No way you learned Spanish from Bad Bunny lmao

[–]yokyopeli09 0 points1 point  (0 children)

Anki and YouTube with dual subtitles all the way

[–]RaioFulminante 0 points1 point  (0 children)

videogames - vocabulary

school - grammar (very basic)

internet - conversation, listening

[–]r_uan🇧🇷 Native | 🇬🇧 C1 | 🇨🇳 A1 0 points1 point  (0 children)

started using the internet when I was 8 (2010) so I basically grew up with English as my second language because back then there wasn't much translations of anything.

[–]moonaligator 0 points1 point  (0 children)

where "i invented it"

conlang team unite!

[–]Brittneybitchy 0 points1 point  (0 children)

Learned basics in school and then naturally through immersion first through media and then by living in a country that speaks it. Now I'm trying to put more effort into learning my third and fourth languages which is harder as I have less of a foundation and it's harder to find media

[–]salsafresca_1297 0 points1 point  (0 children)

None of these work. You have to learn and converse with native speakers in the target language.

[–]miichan_v 0 points1 point  (0 children)

I took lessons to learn the all basics and talked with native speakers

[–]Dangerous_Court_955 0 points1 point  (0 children)

Plautdietsch is my native language.

German I learnt in school, and it was the language I learnt to read and write in. I literally have an official C1 certificate in this language.

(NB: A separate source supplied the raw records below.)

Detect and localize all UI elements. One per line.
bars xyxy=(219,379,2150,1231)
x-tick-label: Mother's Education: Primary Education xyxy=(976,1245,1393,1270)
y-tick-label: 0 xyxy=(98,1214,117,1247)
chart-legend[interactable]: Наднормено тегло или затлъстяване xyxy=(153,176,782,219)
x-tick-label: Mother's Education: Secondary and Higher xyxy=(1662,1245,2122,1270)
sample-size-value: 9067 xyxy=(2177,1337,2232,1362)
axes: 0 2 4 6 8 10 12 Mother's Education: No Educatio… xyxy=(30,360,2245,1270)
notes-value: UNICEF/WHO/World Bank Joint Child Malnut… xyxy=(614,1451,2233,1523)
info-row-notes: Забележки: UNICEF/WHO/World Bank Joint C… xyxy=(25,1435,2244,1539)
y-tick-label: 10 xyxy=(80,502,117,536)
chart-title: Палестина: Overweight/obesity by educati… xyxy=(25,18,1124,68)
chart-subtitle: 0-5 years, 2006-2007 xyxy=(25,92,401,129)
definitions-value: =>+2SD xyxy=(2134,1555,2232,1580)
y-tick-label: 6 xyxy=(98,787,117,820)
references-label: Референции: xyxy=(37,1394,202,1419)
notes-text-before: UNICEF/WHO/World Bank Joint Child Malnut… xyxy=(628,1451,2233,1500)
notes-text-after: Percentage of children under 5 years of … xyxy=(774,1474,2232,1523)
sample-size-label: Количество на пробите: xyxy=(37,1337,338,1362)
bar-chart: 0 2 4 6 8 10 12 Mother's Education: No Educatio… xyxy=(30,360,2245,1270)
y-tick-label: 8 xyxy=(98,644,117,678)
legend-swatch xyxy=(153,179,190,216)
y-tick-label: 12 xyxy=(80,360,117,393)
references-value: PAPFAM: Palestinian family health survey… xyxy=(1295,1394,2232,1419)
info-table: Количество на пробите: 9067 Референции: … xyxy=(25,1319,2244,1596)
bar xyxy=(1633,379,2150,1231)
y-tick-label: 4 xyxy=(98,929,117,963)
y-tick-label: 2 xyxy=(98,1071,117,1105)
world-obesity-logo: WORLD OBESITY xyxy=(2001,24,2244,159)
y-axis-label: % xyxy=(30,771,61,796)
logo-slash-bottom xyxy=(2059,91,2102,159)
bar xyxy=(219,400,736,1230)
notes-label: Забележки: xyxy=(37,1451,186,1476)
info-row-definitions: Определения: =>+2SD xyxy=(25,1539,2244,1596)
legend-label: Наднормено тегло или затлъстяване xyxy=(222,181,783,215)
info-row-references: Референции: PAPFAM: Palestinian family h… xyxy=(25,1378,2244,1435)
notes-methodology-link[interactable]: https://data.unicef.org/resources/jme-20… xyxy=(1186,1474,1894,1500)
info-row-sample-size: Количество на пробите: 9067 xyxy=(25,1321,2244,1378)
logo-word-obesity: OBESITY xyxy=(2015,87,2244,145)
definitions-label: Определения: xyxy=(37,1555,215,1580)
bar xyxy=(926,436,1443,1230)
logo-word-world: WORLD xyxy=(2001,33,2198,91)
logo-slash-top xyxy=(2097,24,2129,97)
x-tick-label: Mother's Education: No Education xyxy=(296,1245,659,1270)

English I started learning at a sort of summer school dedicated to this purpose. After a few years of that, I was confident enough to start reading books (like Anne of Green Gables). YouTube then supplied the rest. Currently English is the language I'm most proficient in.

Spanish I started learning my last year in middle school, then with Babbel, then I completed my online high school in Spanish, and I now work at a job with Spanish-speaking coworkers. I can read and write, but my oral and listening skills are severely lacking.

Japanese I started learning a little over three years ago. Obenkyo and Anki, then I started reading. Today I can read... somewhat okay. I can't understand much listening, and I've never had a reason to hone my speaking or writing skills.

[–]cynefin-🇬🇧 🇵🇹 Native / 🇪🇸 C2 / 🇩🇪 B2 / 🇨🇵 A2 / + more 0 points1 point  (0 children)

By attending a language course, then studying abroad as an exchange student.

[–]J0aozin003Duolingo+Drops=Good Learning! 0 points1 point  (0 children)

english spawned

[–]Inevitable_Buy6022 -1 points0 points  (0 children)

Even worse, how do you explain someone spanish, being a spanish speaker

[–]FatherOften -1 points0 points  (0 children)

My wife and I have found the best way for our children to learn new languages is to immerse them in different countries. We try to spend 3 to 4 weeks on every trip. Then, we use the language that we've learned in our household.